2) Testing the authentication provider and the whole content negotiation caveat
All this required testing, so I built a simplified cURL request script example.php to simulate REST requests using Hawk. I could use one of the many REST clients available but Hawk authentication request are bound by timestamp which last for about 1 minute once generated, hence it's very painstaking to keep repeatedly generating the headers.

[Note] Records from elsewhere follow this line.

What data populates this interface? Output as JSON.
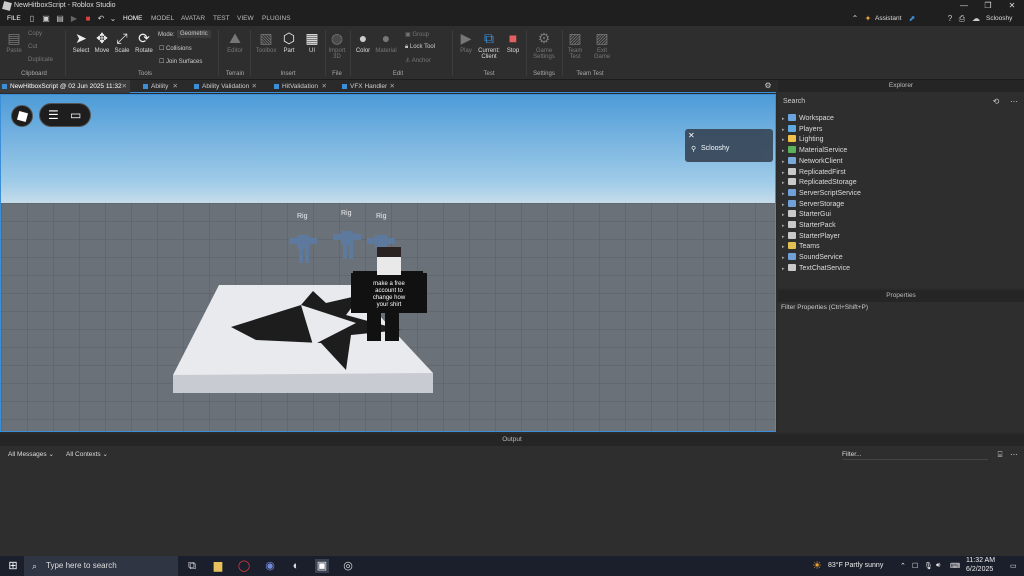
{
  "window": {
    "title": "NewHitboxScript - Roblox Studio",
    "minimize": "—",
    "maximize": "❐",
    "close": "✕"
  },
  "menubar": {
    "file": "FILE",
    "tabs": [
      "HOME",
      "MODEL",
      "AVATAR",
      "TEST",
      "VIEW",
      "PLUGINS"
    ],
    "assistant": "Assistant",
    "user": "Sclooshy"
  },
  "ribbon": {
    "clipboard": {
      "paste": "Paste",
      "copy": "Copy",
      "cut": "Cut",
      "duplicate": "Duplicate",
      "group": "Clipboard"
    },
    "tools": {
      "select": "Select",
      "move": "Move",
      "scale": "Scale",
      "rotate": "Rotate",
      "mode_label": "Mode:",
      "mode_value": "Geometric",
      "collisions": "Collisions",
      "join_surfaces": "Join Surfaces",
      "group": "Tools"
    },
    "terrain": {
      "editor": "Editor",
      "group": "Terrain"
    },
    "insert": {
      "toolbox": "Toolbox",
      "part": "Part",
      "ui": "UI",
      "group": "Insert"
    },
    "file": {
      "import3d": "Import 3D",
      "group": "File"
    },
    "edit": {
      "color": "Color",
      "material": "Material",
      "group_btn": "Group",
      "lock_tool": "Lock Tool",
      "anchor": "Anchor",
      "group": "Edit"
    },
    "test": {
      "play": "Play",
      "current_client": "Current: Client",
      "stop": "Stop",
      "group": "Test"
    },
    "settings": {
      "game_settings": "Game Settings",
      "group": "Settings"
    },
    "team_test": {
      "team_test": "Team Test",
      "exit_game": "Exit Game",
      "group": "Team Test"
    }
  },
  "doc_tabs": [
    "NewHitboxScript @ 02 Jun 2025 11:32",
    "Ability",
    "Ability Validation",
    "HitValidation",
    "VFX Handler"
  ],
  "viewport": {
    "player_name": "Sclooshy",
    "rig_labels": [
      "Rig",
      "Rig",
      "Rig"
    ],
    "shirt_text": "make a free account to change how your shirt"
  },
  "explorer": {
    "header": "Explorer",
    "search_placeholder": "Search",
    "items": [
      "Workspace",
      "Players",
      "Lighting",
      "MaterialService",
      "NetworkClient",
      "ReplicatedFirst",
      "ReplicatedStorage",
      "ServerScriptService",
      "ServerStorage",
      "StarterGui",
      "StarterPack",
      "StarterPlayer",
      "Teams",
      "SoundService",
      "TextChatService"
    ],
    "icon_colors": [
      "#6ba5e0",
      "#5fa9e2",
      "#f0c04a",
      "#5ab25c",
      "#7aa8d8",
      "#c9c9c9",
      "#c9c9c9",
      "#6fa0d8",
      "#6fa0d8",
      "#c9c9c9",
      "#c9c9c9",
      "#c9c9c9",
      "#e0c050",
      "#6fa0d8",
      "#c9c9c9"
    ]
  },
  "properties": {
    "header": "Properties",
    "filter": "Filter Properties (Ctrl+Shift+P)"
  },
  "output": {
    "header": "Output",
    "messages": "All Messages",
    "contexts": "All Contexts",
    "filter": "Filter..."
  },
  "taskbar": {
    "search_placeholder": "Type here to search",
    "weather": "83°F  Partly sunny",
    "time": "11:32 AM",
    "date": "6/2/2025"
  }
}
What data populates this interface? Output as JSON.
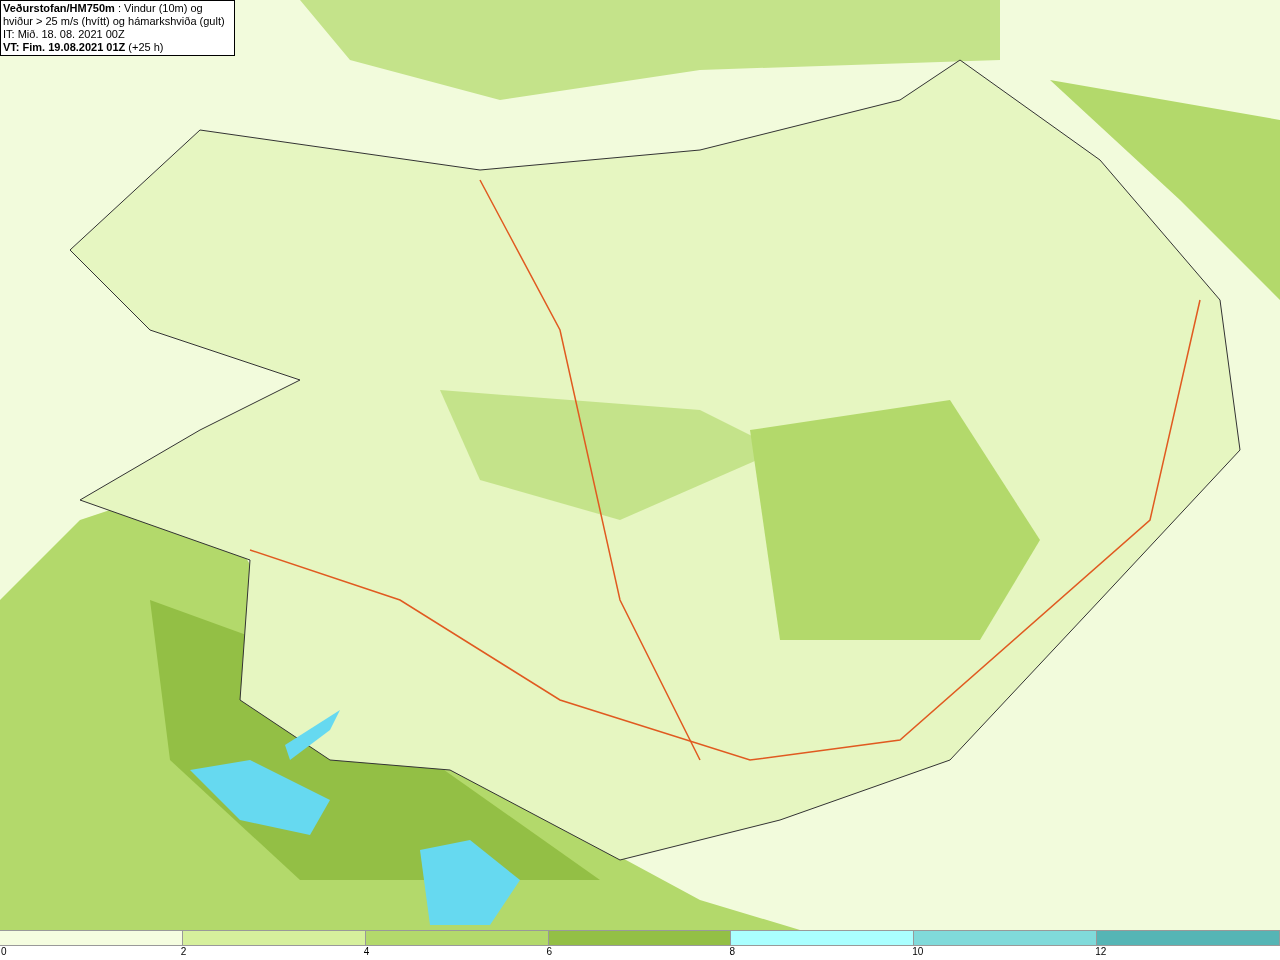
{
  "title_box": {
    "lines": [
      "**Veðurstofan/HM750m** : Vindur (10m) og",
      "hviður > 25 m/s (hvítt) og hámarkshviða (gult)",
      "IT: Mið. 18. 08. 2021 00Z",
      "**VT: Fim. 19.08.2021 01Z** (+25 h)"
    ]
  },
  "legend": {
    "bins": [
      {
        "color": "#f5fde0"
      },
      {
        "color": "#d6f09c"
      },
      {
        "color": "#b3d96b"
      },
      {
        "color": "#93bf45"
      },
      {
        "color": "#aaffff"
      },
      {
        "color": "#80dada"
      },
      {
        "color": "#55b5b5"
      }
    ],
    "labels": [
      "0",
      "2",
      "4",
      "6",
      "8",
      "10",
      "12"
    ]
  }
}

A very frustrating caveat which I ran into was that the content-negotiation schema was changed a few days ago (Drupal.org Reference). Content negotiation basically invokes a route/module based on the request parameters, previously Drupal used to take a look at the Accept header and if it was application/json it would invoke the REST module to take care of the request. All this changed a couple weeks ago to look into the URL parameter _format for content negotiation. As soon as I updated to Git HEAD my REST requests broke, after a few frustrated hours of combing through requests I found the issue and adapted to it.
3) Building the UI
The provider is useless if no one can create the credentials for it, so my next step after completing and testing the provider was to create the UI in order to manage the credentials. Here's a sample screenshot of the current UI:
Once done with the UI I added the permissions for the administrator to grant as well as the menu links, all of which were (mostly) a simplified affair. I took help from existing Drupal modules and a lot of Googling. Implementing permission checks properly took me a little time (see my module's hawk_auth.routing.yml to know how I've done it) because I got a bit stuck with implementing _entity_access and _entity_create_access checks since it wasn't able to identify an incoming hawk credential as an entity. Later I learned that I had to manually define it in the route (hawk_auth.routing.yml:31), but in the end I believe I got it in a proper mannar.
4) And the rest
Apart from the above which constituted towards finshing the module, I applied the module on drupal.org's project applications (reference) and in the process also cleaned up a lot of code caught by http://pareview.sh to be better compliant for Drupal's Coding guidelines. As always, my current code and progress can be seen in the module's sandbox page.
I will work towards building unit tests for the module and get it approved as a drupal project, that way it will have it's own permanent place on drupal.org.